Congratulations. You value a press release over the opinions of industry insiders. I guess if Ford says the new Focus is the best car in the history of mankind it means Car and Driver doesn't know what the Hell it is talking about.



You don't have to have system access to do bad stuff. Think of it this way; if you aren't prompted with an admin password to do something, then this exploit could do it.

Yes, but what can you do without an admin password?
Anytime I try and modify anything remotely system related, I get asked for my admin password.

 

[ksgant]

Congratulations. You value a press release over the opinions of industry insiders. I guess if Ford says the new Focus is the best car in the history of mankind it means Car and Driver doesn't know what the Hell it is talking about.

What industry insiders? What are industry insiders saying about Rice and his employment at Apple? Source of this? Or is this chat around the water-cooler at Symantic?

Oh, and I hope you're not referring to yourself as an "industry insider"...being just an anonymous name in a forum....so I'll assume you're talking about actual people in the real world. I mean, so far you've demonstrated nothing that shows you know what you're talking about. All you've said is essentially "oh, Safari still isn't patched! ZOMG! I'm an expert and I know!".
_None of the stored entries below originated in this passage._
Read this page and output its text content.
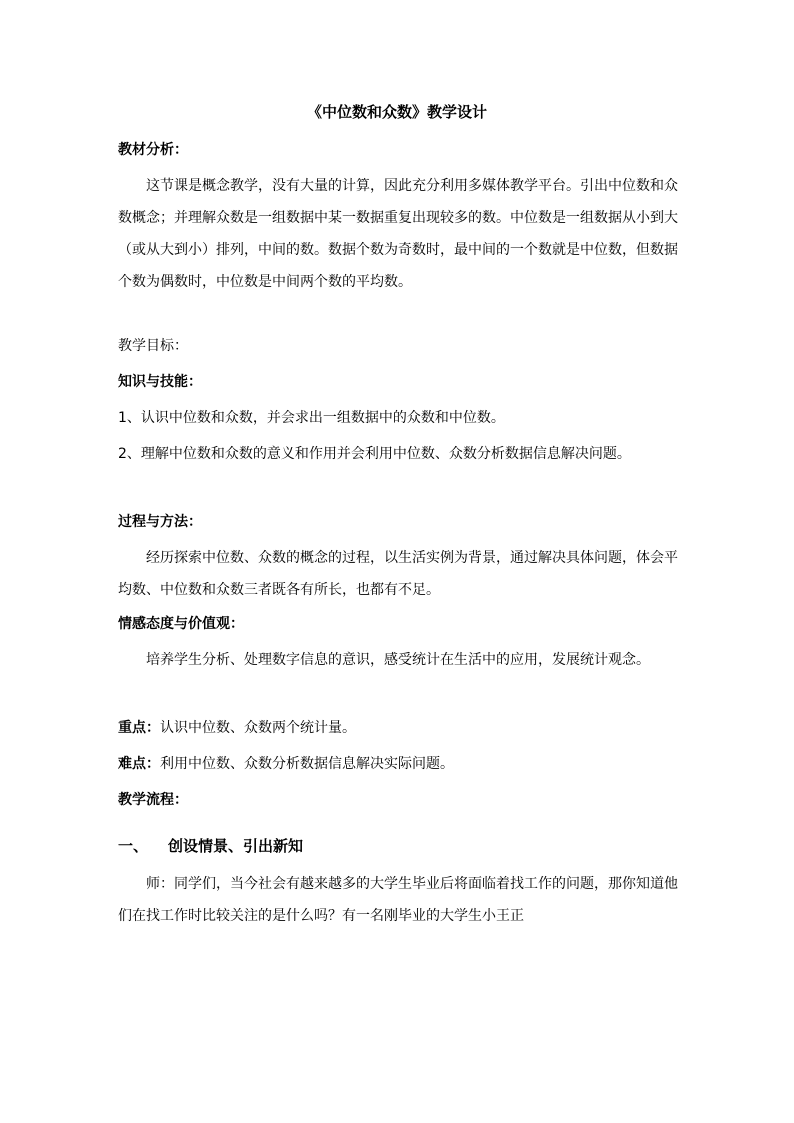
《中位数和众数》教学设计

教材分析：

这节课是概念教学，没有大量的计算，因此充分利用多媒体教学平台。引出中位数和众数概念；并理解众数是一组数据中某一数据重复出现较多的数。中位数是一组数据从小到大（或从大到小）排列，中间的数。数据个数为奇数时，最中间的一个数就是中位数，但数据个数为偶数时，中位数是中间两个数的平均数。

教学目标：

知识与技能：

1、认识中位数和众数，并会求出一组数据中的众数和中位数。

2、理解中位数和众数的意义和作用并会利用中位数、众数分析数据信息解决问题。

过程与方法：

经历探索中位数、众数的概念的过程，以生活实例为背景，通过解决具体问题，体会平均数、中位数和众数三者既各有所长，也都有不足。

情感态度与价值观：

培养学生分析、处理数字信息的意识，感受统计在生活中的应用，发展统计观念。

重点：认识中位数、众数两个统计量。

难点：利用中位数、众数分析数据信息解决实际问题。

教学流程：

一、 创设情景、引出新知

师：同学们，当今社会有越来越多的大学生毕业后将面临着找工作的问题，那你知道他们在找工作时比较关注的是什么吗？有一名刚毕业的大学生小王正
EDIT: The more I think about this, the more you seem to not want anything. You said: "Apple needs to focus more on security". Okay, in response to that I said well they did just recently hire a former NSA and US Navy guy to head up their security and you turn around and crap on that. Okay. "Apple needs to focus more on security"...so they've hired someone to head up that department which IS a start, but you just dismiss it. Are you one of those people that won't let anyone win? One that will crap on anything and everything a company does? One of those "not good enough" type people no matter WHAT they do?

Maybe we're going about this wrong. What would YOU have them do exactly and dispense with the vague "Apple needs to focus more on security" that has no answer good enough for you apparently.